Cambodia's second chance

From the 1998-1999 MSF International Activity Report

National staff : 292
International staff : 55

MSF first started working in Cambodia only weeks after the Vietnamese withdrawal in September 1989. Medical teams are now based in many parts of the country and through their concerted efforts, MSF is contributing substantially to the reconstruction of the Cambodian health system. The development of these health services is slowed down by the extremely low salaries of medical personnel who earn US$10 a month, a fraction of what they need to live on.

In fact the Ministry of Finance keeps full control of the health budgets, as in the old days. The management of human resources also requires modernisation, with the introduction of evaluations and incentives. Pilot projects that address these issues are already showing promising results.

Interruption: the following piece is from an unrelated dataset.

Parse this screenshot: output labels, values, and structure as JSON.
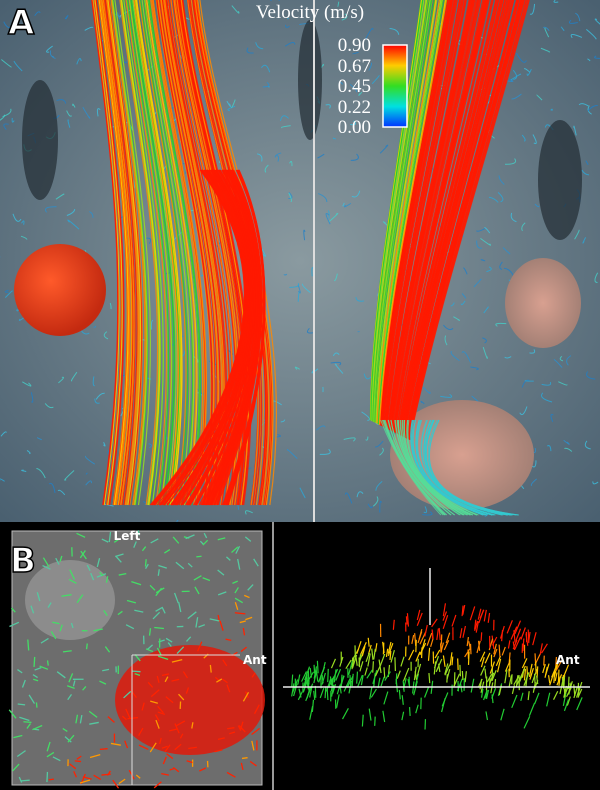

The needs in what were formerly khmer rouge areas are enormous, as their leaders had kept the people prisoners for more than twenty years. MSF started to work in Anlong Veng, their last head quarter to fall into government hands. The HIV epidemic is the fastest growing in south east Asia. An estimated 180,000 people are infected with the virus.

To reduce infection, MSF runs Sexual Transmitted Disease (STD) clinics. In public hospitals MSF introduces so called "Universal Precautions" that aim to reduce hospital based transmission of HIV by providing training in sterilisation techniques, etc. As the disease is new in Cambodia, AIDS patients face severe discrimination. MSF supports the Preah Bat Sihanouk Hospital in Phnom Penh, which functions as the national referral hospital for AIDS patients.

Tuberculosis is estimated at around 4.5 per 1,000 people, one of the highest rates in the world. MSF provides technical assistance to the national TB centre CENAT. Activities include support to the home-based Directly Observed Treatment Short course chemotherapy (DOTS) programme and assistance to provincial supervisors in several provinces.